Labor Day weekend 2013 and again I had a four-day weekend and could not plan a trip due to a previous commitment.  Out came the map to see what I may have missed close by and I left Friday morning alone for PA State Park Tour #9.

Since I was driving through my old stomping grounds, a visit to Marie Antoinette Lookout on Route 6 was a must to test out my new camera.  When I arrived the fog was still lifting from the river valley below and the view was better than I had remembered it to be.  My father took us to this site many times a year on our Sunday afternoon drives and I still recall when Route 6 went directly past the lookout and between the narrow rock cuts.  The beautiful stonework has been refurbished within the past five years and was extremely well done.  If you’re a local Marie Antoinette Lookout is nice but the real thrill of excitement comes at Wyalusing Rocks just east of here along Route 6.  There was a group of motorcyclists just preparing to leave when I arrived and a few other people still on the rocks but by the time I left I was alone on these ledges high above the Susquehanna River.

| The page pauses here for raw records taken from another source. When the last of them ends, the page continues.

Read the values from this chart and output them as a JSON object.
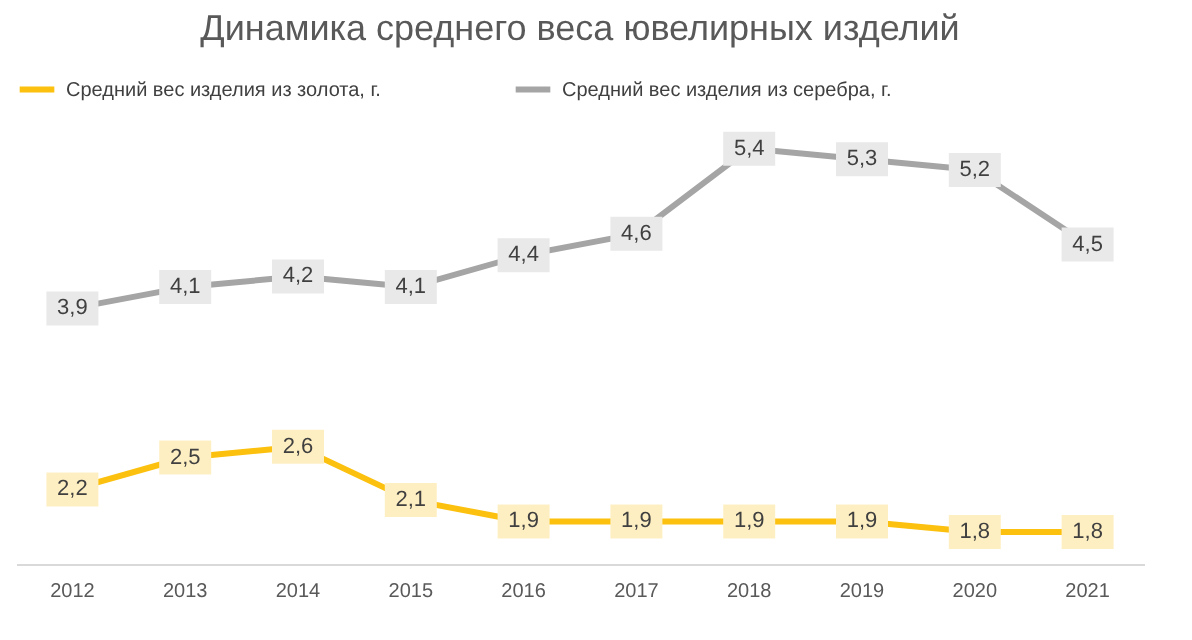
{
  "chart_data": {
    "type": "line",
    "title": "Динамика среднего веса ювелирных изделий",
    "categories": [
      "2012",
      "2013",
      "2014",
      "2015",
      "2016",
      "2017",
      "2018",
      "2019",
      "2020",
      "2021"
    ],
    "series": [
      {
        "name": "Средний вес изделия из золота, г.",
        "color": "#fcc00f",
        "values": [
          2.2,
          2.5,
          2.6,
          2.1,
          1.9,
          1.9,
          1.9,
          1.9,
          1.8,
          1.8
        ],
        "value_labels": [
          "2,2",
          "2,5",
          "2,6",
          "2,1",
          "1,9",
          "1,9",
          "1,9",
          "1,9",
          "1,8",
          "1,8"
        ]
      },
      {
        "name": "Средний вес изделия из серебра, г.",
        "color": "#a5a5a5",
        "values": [
          3.9,
          4.1,
          4.2,
          4.1,
          4.4,
          4.6,
          5.4,
          5.3,
          5.2,
          4.5
        ],
        "value_labels": [
          "3,9",
          "4,1",
          "4,2",
          "4,1",
          "4,4",
          "4,6",
          "5,4",
          "5,3",
          "5,2",
          "4,5"
        ]
      }
    ],
    "legend": "top",
    "grid": false,
    "marker": "square",
    "line_style": "solid"
  }
}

I had my GPS programmed for “least use of highways” and allowed her voice to guide me through places I have never been to a park north of Wilkes-Barre named for a little girl who was kidnapped from her home by Delaware Indians in 1778.  She spent her first night in captivity under a rock ledge in what is now Frances Slocum State Park.  It was a beautiful day with sunshine, blue sky and large white clouds and the views around the lake were spectacular.  I did not know the man and his son in my photos but I liked the contrast of their red clothing with the background.  I began a short hike to the rock ledge and before I reached the area, my camera battery died.  Rather than walk back to the car, I completed the hike sans camera, returned to my car for my older camera then hiked the loop in the opposite direction.

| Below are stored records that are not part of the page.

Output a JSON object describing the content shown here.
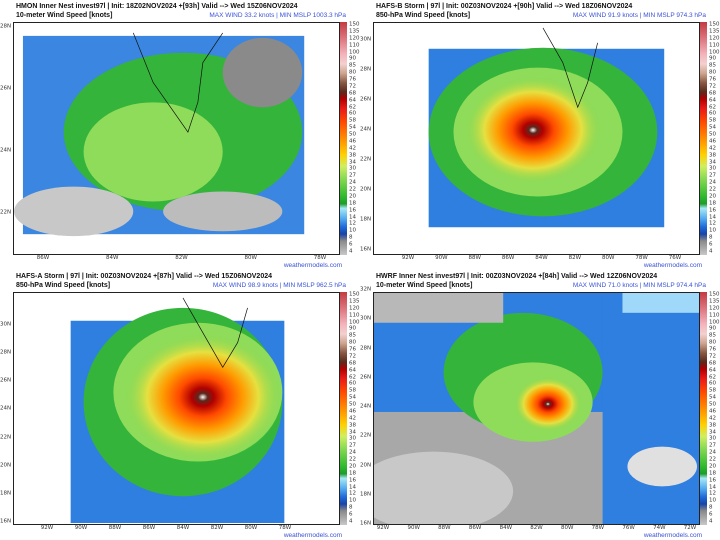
{
  "colorbar_labels": [
    "150",
    "135",
    "120",
    "110",
    "100",
    "90",
    "85",
    "80",
    "76",
    "72",
    "68",
    "64",
    "62",
    "60",
    "58",
    "54",
    "50",
    "46",
    "42",
    "38",
    "34",
    "30",
    "27",
    "24",
    "22",
    "20",
    "18",
    "16",
    "14",
    "12",
    "10",
    "8",
    "6",
    "4"
  ],
  "watermark": "weathermodels.com",
  "panels": [
    {
      "title": "HMON Inner Nest  invest97l | Init: 18Z02NOV2024 +[93h] Valid --> Wed 15Z06NOV2024",
      "subtitle": "10-meter Wind Speed [knots]",
      "stats": "MAX WIND 33.2 knots | MIN MSLP 1003.3 hPa",
      "lats": [
        "28N",
        "26N",
        "24N",
        "22N"
      ],
      "lons": [
        "86W",
        "84W",
        "82W",
        "80W",
        "78W"
      ],
      "max_wind_kt": 33.2
    },
    {
      "title": "HAFS-B Storm | 97l | Init: 00Z03NOV2024 +[90h] Valid --> Wed 18Z06NOV2024",
      "subtitle": "850-hPa Wind Speed [knots]",
      "stats": "MAX WIND 91.9 knots | MIN MSLP 974.3 hPa",
      "lats": [
        "30N",
        "28N",
        "26N",
        "24N",
        "22N",
        "20N",
        "18N",
        "16N"
      ],
      "lons": [
        "92W",
        "90W",
        "88W",
        "86W",
        "84W",
        "82W",
        "80W",
        "78W",
        "76W"
      ],
      "max_wind_kt": 91.9
    },
    {
      "title": "HAFS-A Storm | 97l | Init: 00Z03NOV2024 +[87h] Valid --> Wed 15Z06NOV2024",
      "subtitle": "850-hPa Wind Speed [knots]",
      "stats": "MAX WIND 98.9 knots | MIN MSLP 962.5 hPa",
      "lats": [
        "30N",
        "28N",
        "26N",
        "24N",
        "22N",
        "20N",
        "18N",
        "16N"
      ],
      "lons": [
        "92W",
        "90W",
        "88W",
        "86W",
        "84W",
        "82W",
        "80W",
        "78W"
      ],
      "max_wind_kt": 98.9
    },
    {
      "title": "HWRF Inner Nest  invest97l | Init: 00Z03NOV2024 +[84h] Valid --> Wed 12Z06NOV2024",
      "subtitle": "10-meter Wind Speed [knots]",
      "stats": "MAX WIND 71.0 knots | MIN MSLP 974.4 hPa",
      "lats": [
        "32N",
        "30N",
        "28N",
        "26N",
        "24N",
        "22N",
        "20N",
        "18N",
        "16N"
      ],
      "lons": [
        "92W",
        "90W",
        "88W",
        "86W",
        "84W",
        "82W",
        "80W",
        "78W",
        "76W",
        "74W",
        "72W"
      ],
      "max_wind_kt": 71.0
    }
  ]
}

For years I have used a Canon Powershot S3 6.0 Mp 12x zoom and can’t say enough good things about it.  It uses AA batteries and takes great photos.  The only drawback is its size – a great camera to wear around your neck but at times it can be too bulky.  I began to have problems with the camera during Tour #7.  Sometimes when I use the zoom, the camera immediately shuts off.  In July I decided to buy myself a Nikon camera.  I plan to keep my Canon and continue to use it and will be interested in comparing the two.  My father was extremely interested in photography.  When we were growing up he always had his camera (or two) wherever we went, his favorite media begin slide photography.  I still remember sitting in front of the large projection screen, viewing his pictures or home movies.  He would have loved the digital age as I do.  You know immediately if you “got the shot”, there’s no cost to develop so you can take thousands of photos (and maybe get a few good ones!), and let us not forget we can easily use software on our personal computers to make our photos better.  It took me a while to get accustomed to the smaller size of my new Nikon Coolpix S9500 (18Mp 22x zoom) but I am very happy with it and am sure I have not even skimmed the surface of its capabilities.  That said we all need to have reliable back-ups of our digital photos.  I recently lost a relatively new external hard drive that contained the only copies of all my digital photos for approximately 10 years.  The verdict on the drive is not yet in so I can only hope.

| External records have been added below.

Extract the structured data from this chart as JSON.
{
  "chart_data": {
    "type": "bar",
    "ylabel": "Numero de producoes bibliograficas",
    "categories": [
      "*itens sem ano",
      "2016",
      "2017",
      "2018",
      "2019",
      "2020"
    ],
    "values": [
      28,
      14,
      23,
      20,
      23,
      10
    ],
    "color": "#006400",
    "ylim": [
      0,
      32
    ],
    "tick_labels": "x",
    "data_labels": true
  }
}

After I completed Frances Slocum Trail a second time I checked out the rest of the park.  There is a beautiful swimming pool that was unfortunately not open due to no lifeguard for the day.   I left the park and headed west toward my next stop using my GPS to guide me.  When I passed a Lackawanna State Forest sign, I found a place to turn around and went back to take my photo.  I had never entered Ricketts Glen State Park from the bottom of the glen before so it was a treat to stop here and see the last of the twenty-two named waterfalls in the glen.  At the top of the park I drove through the day use area parking to see how many people were out enjoying the day (quite a few) and was not surprised to find the park office closed for the day.  When I tell people about my travels to state parks I am sometimes asked which my favorite is.  I can never give a concise answer because I have many favorites for different reasons.  Ricketts Glen is the park most others name as their favorite.  It gets placed on my must-see list, along with a few others I have seen (and probably many I have yet to see.)

From Ricketts Glen to home is a very familiar route as most of it is the same road to Worlds End and through my hometown of Towanda.  After stopping to harvest some wild catnip in an old familiar place I surprised my mother with a short visit before returning home with forty-eight parks check off my list.